Memory-Efficient LLM Training with Online Subspace Descent
Kaizhao Liang, Bo Liu, Lizhang Chen, Qiang Liu
TL;DR
The paper addresses memory-efficient training of large language models by introducing Online Subspace Descent, a SVD-free, online-PCA-based approach that dynamically updates a projection subspace during optimization. It establishes a convergence guarantee within the Hamiltonian Descent framework, showing that the Hamiltonian serves as a Lyapunov function even under arbitrary, continuous subspace updates. The proposed method yields improved perplexity on LLaMA pretraining across scales (60M–7B) on C4, with substantially lower overhead than SVD-based methods and competitive or superior downstream performance. This dynamic subspace approach narrows the gap to full-rank baselines while enabling scalable, memory-efficient optimization for large models.
Abstract
Recently, a wide range of memory-efficient LLM training algorithms have gained substantial popularity. These methods leverage the low-rank structure of gradients to project optimizer states into a subspace using projection matrix found by singular value decomposition (SVD).

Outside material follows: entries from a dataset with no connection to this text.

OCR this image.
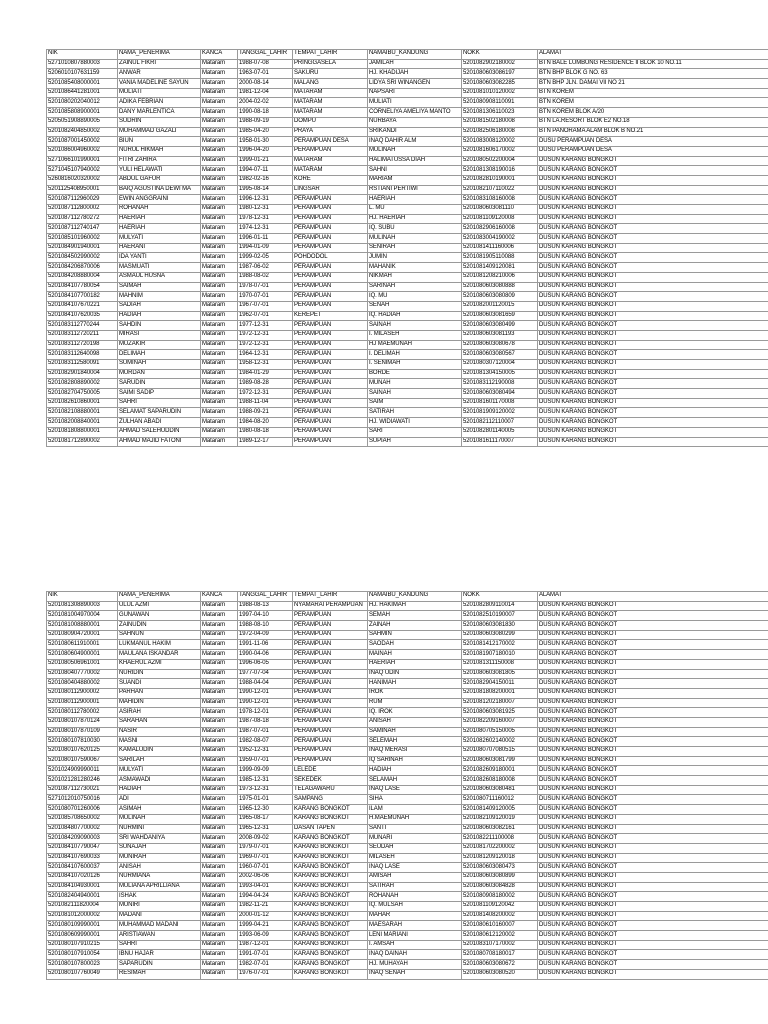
NIK	NAMA_PENERIMA	KANCA	TANGGAL_LAHIR	TEMPAT_LAHIR	NAMAIBU_KANDUNG	NOKK	ALAMAT
5271010807880003	ZAINUL FIKRI	Mataram	1988-07-08	PRINGGASELA	JAMILAH	5201082902180002	BTN BALE LUMBUNG RESIDENCE II BLOK 10 NO.11
5206010107631159	ANWAR	Mataram	1963-07-01	SAKURU	HJ. KHADIJAH	5201080603086197	BTN BHP BLOK G NO. 63
5201085408000001	VANIA MADELINE SAYUN	Mataram	2000-08-14	MALANG	LIDYA SRI WINANGEN	5201080603082285	BTN BHP JLN. DAMAI VII NO 21
5201086441281001	MULIATI	Mataram	1981-12-04	MATARAM	NAPSARI	5201081010120002	BTN KOREM
5201080202040012	ADIKA FEBRIAN	Mataram	2004-02-02	MATARAM	MULIATI	5201080908110091	BTN KOREM
5201085808900001	DANY MARLENTICA	Mataram	1990-08-18	MATARAM	CORNELIYA AMELIYA MANTO	5201081306110023	BTN KOREM BLOK A/20
5205051908890005	SUDRIN	Mataram	1988-09-19	DOMPU	NURBAYA	5201081502180008	BTN LA.RESORT BLOK E2 NO.18
5201082404850002	MUHAMMAD GAZALI	Mataram	1985-04-20	PRAYA	SRIKANDI	5201082506180008	BTN PANORAMA ALAM BLOK B NO.21
5201087001450002	BIUN	Mataram	1958-01-30	PERAMPUAN DESA	INAQ DAHIR ALM	5201083008120002	DUSU PERAMPUAN DESA
5201086004960002	NURUL HIKMAH	Mataram	1996-04-20	PERAMPUAN	MULINAH	5201081606170002	DUSU PERAMPUAN DESA
5271066101990001	FITRI ZAHIRA	Mataram	1999-01-21	MATARAM	HALIMATUSSA DIAH	5201080502200004	DUSUN KARANG BONGKOT
5271045107940002	YULI HELAWATI	Mataram	1994-07-11	MATARAM	SAHNI	5201081308190016	DUSUN KARANG BONGKOT
5260816020320002	ABDUL GAFUR	Mataram	1982-02-16	KORE	MARIAM	5201082810190001	DUSUN KARANG BONGKOT
5201125408950001	BAIQ AGUSTINA DEWI MA	Mataram	1995-08-14	LINGSAR	RSTIANI PERTIWI	5201082107110022	DUSUN KARANG BONGKOT
5201087112960029	EWIN ANGGRAINI	Mataram	1996-12-31	PERAMPUAN	HAERIAH	5201083108160008	DUSUN KARANG BONGKOT
5201087112800002	ROHANAH	Mataram	1980-12-31	PERAMPUAN	L. MU	5201080603081110	DUSUN KARANG BONGKOT
5201087112780272	HAERIAH	Mataram	1978-12-31	PERAMPUAN	HJ. HAERIAH	5201081109120008	DUSUN KARANG BONGKOT
5201087112740147	HAERIAH	Mataram	1974-12-31	PERAMPUAN	IQ. SUBU	5201082906160008	DUSUN KARANG BONGKOT
5201085101960002	MULYATI	Mataram	1996-01-11	PERAMPUAN	MULINAH	5201083004190002	DUSUN KARANG BONGKOT
5201084901940001	HAERANI	Mataram	1994-01-09	PERAMPUAN	SENIRAH	5201081411160006	DUSUN KARANG BONGKOT
5201084502990002	IDA YANTI	Mataram	1999-02-05	POHDODOL	JUMIN	5201081905110088	DUSUN KARANG BONGKOT
5201084206870006	MASMUATI	Mataram	1987-06-02	PERAMPUAN	MAHANIK	5201081409120081	DUSUN KARANG BONGKOT
5201084208880004	ASMAUL HUSNA	Mataram	1988-08-02	PERAMPUAN	NIKMAH	5201081208210006	DUSUN KARANG BONGKOT
5201084107780054	SAIMAH	Mataram	1978-07-01	PERAMPUAN	SARINAH	5201080603080888	DUSUN KARANG BONGKOT
5201084107700182	MAHNIM	Mataram	1970-07-01	PERAMPUAN	IQ. MU	5201080603080809	DUSUN KARANG BONGKOT
5201084107670221	SADIAH	Mataram	1967-07-01	PERAMPUAN	SENAH	5201082001120015	DUSUN KARANG BONGKOT
5201084107620035	HADIAH	Mataram	1962-07-01	KEREPET	IQ. HADIAH	5201080603081659	DUSUN KARANG BONGKOT
5201083112770244	SAHDIN	Mataram	1977-12-31	PERAMPUAN	SAINAH	5201080603080499	DUSUN KARANG BONGKOT
5201083112720211	MIRASI	Mataram	1972-12-31	PERAMPUAN	I. MILASEH	5201080603081193	DUSUN KARANG BONGKOT
5201083112720198	MUZAKIR	Mataram	1972-12-31	PERAMPUAN	HJ MAEMUNAH	5201080603080678	DUSUN KARANG BONGKOT
5201083112640098	DELIMAH	Mataram	1964-12-31	PERAMPUAN	I. DELIMAH	5201080603080567	DUSUN KARANG BONGKOT
5201083112580091	SUMINAH	Mataram	1958-12-31	PERAMPUAN	I. SENIMAH	5201080307120004	DUSUN KARANG BONGKOT
5201082901840004	MURDAN	Mataram	1984-01-29	PERAMPUAN	BORDE	5201081304150005	DUSUN KARANG BONGKOT
5201082808890002	SARUDIN	Mataram	1989-08-28	PERAMPUAN	MUNAH	5201083112190008	DUSUN KARANG BONGKOT
5201082704750005	SAIMI SADIP	Mataram	1972-12-31	PERAMPUAN	SAINAH	5201080603080494	DUSUN KARANG BONGKOT
5201082610860001	SAHRI	Mataram	1988-11-04	PERAMPUAN	SAIM	5201081601170008	DUSUN KARANG BONGKOT
5201082108880001	SELAMAT SAPARUDIN	Mataram	1988-09-21	PERAMPUAN	SATIRAH	5201081909120002	DUSUN KARANG BONGKOT
5201082008840001	ZULHAN ABADI	Mataram	1984-08-20	PERAMPUAN	HJ. WIDIAWATI	5201082112110007	DUSUN KARANG BONGKOT
5201081808800001	AHMAD SALEHUDDIN	Mataram	1980-08-18	PERAMPUAN	SARI	5201082801140005	DUSUN KARANG BONGKOT
5201081712890002	AHMAD MAJID FATONI	Mataram	1989-12-17	PERAMPUAN	SUPIAH	5201081611170007	DUSUN KARANG BONGKOT
NIK	NAMA_PENERIMA	KANCA	TANGGAL_LAHIR	TEMPAT_LAHIR	NAMAIBU_KANDUNG	NOKK	ALAMAT
5201081308890003	ULUL AZMI	Mataram	1988-08-13	NYAMARAI PERAMPUAN	HJ. HAKIMAH	5201082809110014	DUSUN KARANG BONGKOT
5201081004970004	GUNAWAN	Mataram	1997-04-10	PERAMPUAN	SEMAH	5201082510190007	DUSUN KARANG BONGKOT
5201081008880001	ZAINUDIN	Mataram	1988-08-10	PERAMPUAN	ZAINAH	5201080603081830	DUSUN KARANG BONGKOT
5201080904720001	SAHNUN	Mataram	1972-04-09	PERAMPUAN	SAHMIN	5201080603080299	DUSUN KARANG BONGKOT
5201080611910001	LUKMANUL HAKIM	Mataram	1991-11-06	PERAMPUAN	SAODAH	5201081412170002	DUSUN KARANG BONGKOT
5201080604900001	MAULANA ISKANDAR	Mataram	1990-04-06	PERAMPUAN	MAINAH	5201081907180010	DUSUN KARANG BONGKOT
5201080506961001	KHAERUL AZMI	Mataram	1996-06-05	PERAMPUAN	HAERIAH	5201081311150008	DUSUN KARANG BONGKOT
5201080407770002	NURIDIN	Mataram	1977-07-04	PERAMPUAN	INAQ UDIN	5201080603081805	DUSUN KARANG BONGKOT
5201080404880002	SUANDI	Mataram	1988-04-04	PERAMPUAN	HANIMAH	5201082904150011	DUSUN KARANG BONGKOT
5201080112900002	PARHAN	Mataram	1990-12-01	PERAMPUAN	IROK	5201081808200001	DUSUN KARANG BONGKOT
5201080112900001	MAHIDIN	Mataram	1990-12-01	PERAMPUAN	RUM	5201081202180007	DUSUN KARANG BONGKOT
5201080112780002	ASIRAH	Mataram	1978-12-01	PERAMPUAN	IQ. IROK	5201080603081925	DUSUN KARANG BONGKOT
5201080107870124	SARAHAN	Mataram	1987-08-18	PERAMPUAN	ANISAH	5201082209160007	DUSUN KARANG BONGKOT
5201080107870109	NASIR	Mataram	1987-07-01	PERAMPUAN	SAMINAH	5201080705150005	DUSUN KARANG BONGKOT
5201080107810030	MASNI	Mataram	1982-08-07	PERAMPUAN	SELEMAH	5201082602140002	DUSUN KARANG BONGKOT
5201080107620125	KAMALUDIN	Mataram	1952-12-31	PERAMPUAN	INAQ MERASI	5201080707080515	DUSUN KARANG BONGKOT
5201080107590067	SARILAH	Mataram	1959-07-01	PERAMPUAN	IQ SARINAH	5201080603081799	DUSUN KARANG BONGKOT
5201024909990011	MULYATI	Mataram	1999-09-09	LELEDE	HADIAH	5201082609180001	DUSUN KARANG BONGKOT
5201021281280246	ASMAWADI	Mataram	1985-12-31	SEKEDEK	SELAMAH	5201082608180008	DUSUN KARANG BONGKOT
5201087112730021	HADIAH	Mataram	1973-12-31	TELAGAWARU	INAQ LASE	5201080603080481	DUSUN KARANG BONGKOT
5271012010750016	ADI	Mataram	1975-01-01	SAMPANG	SIHA	5201080711160012	DUSUN KARANG BONGKOT
5201080701260006	ASIMAH	Mataram	1965-12-30	KARANG BONGKOT	ILAM	5201081409120005	DUSUN KARANG BONGKOT
5201085708650002	MULINAH	Mataram	1965-08-17	KARANG BONGKOT	H.MAEMUNAH	5201082109120019	DUSUN KARANG BONGKOT
5201084807700002	NURMINI	Mataram	1965-12-31	DASAN TAPEN	SANTI	5201080603082161	DUSUN KARANG BONGKOT
5201084209090003	SRI WAHDANIYA	Mataram	2008-09-02	KARANG BONGKOT	MUNARI	5201082211100008	DUSUN KARANG BONGKOT
5201084107790047	SUNAJAH	Mataram	1979-07-01	KARANG BONGKOT	SEUDAH	5201081702200002	DUSUN KARANG BONGKOT
5201084107690033	MUNIRAH	Mataram	1969-07-01	KARANG BONGKOT	MILASEH	5201081209120018	DUSUN KARANG BONGKOT
5201084107600037	ANISAH	Mataram	1960-07-01	KARANG BONGKOT	INAQ LASE	5201080603080473	DUSUN KARANG BONGKOT
5201084107020126	NURMIANA	Mataram	2002-06-06	KARANG BONGKOT	AMISAH	5201080603080899	DUSUN KARANG BONGKOT
5201084104930001	MULIANA APRILLIANA	Mataram	1993-04-01	KARANG BONGKOT	SATIRAH	5201080603084828	DUSUN KARANG BONGKOT
5201082404940001	ISHAK	Mataram	1994-04-24	KARANG BONGKOT	ROHANAH	5201080908180002	DUSUN KARANG BONGKOT
5201082111820004	MUNIRI	Mataram	1982-11-21	KARANG BONGKOT	IQ. MULSAH	5201081109120042	DUSUN KARANG BONGKOT
5201081012000002	MADANI	Mataram	2000-01-12	KARANG BONGKOT	MAHAR	5201081408200002	DUSUN KARANG BONGKOT
5201080109990001	MUHAMMAD MADANI	Mataram	1999-04-21	KARANG BONGKOT	MAESARAH	5201080610160007	DUSUN KARANG BONGKOT
5201080609990001	ARISTIAWAN	Mataram	1993-06-09	KARANG BONGKOT	LENI MARIANI	5201080612120002	DUSUN KARANG BONGKOT
5201080107910215	SAHRI	Mataram	1987-12-01	KARANG BONGKOT	I. AMSAH	5201083107170002	DUSUN KARANG BONGKOT
5201080107910054	IBNU HAJAR	Mataram	1991-07-01	KARANG BONGKOT	INAQ DAINAH	5201080708180017	DUSUN KARANG BONGKOT
5201080107800023	SAPARUDIN	Mataram	1982-07-01	KARANG BONGKOT	HJ. MUHAYAH	5201080603080672	DUSUN KARANG BONGKOT
5201080107760049	RESIMAH	Mataram	1976-07-01	KARANG BONGKOT	INAQ SENAH	5201080603080520	DUSUN KARANG BONGKOT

However, convergence of these algorithms is highly dependent on the update rules of their projection matrix. In this work, we provide the \emph{first} convergence guarantee for arbitrary update rules of projection matrix. This guarantee is generally applicable to optimizers that can be analyzed with Hamiltonian Descent, including most common ones, such as LION, Adam. Inspired by our theoretical understanding, we propose Online Subspace Descent, a new family of subspace descent optimizer without SVD. Instead of updating the projection matrix with eigenvectors, Online Subspace Descent updates the projection matrix with online PCA. Online Subspace Descent is flexible and introduces only minimum overhead to training. We show that for the task of pretraining LLaMA models ranging from 60M to 7B parameters on the C4 dataset, Online Subspace Descent achieves lower perplexity and better downstream tasks performance than state-of-the-art low-rank training methods across different settings and narrows the gap with full-rank baselines.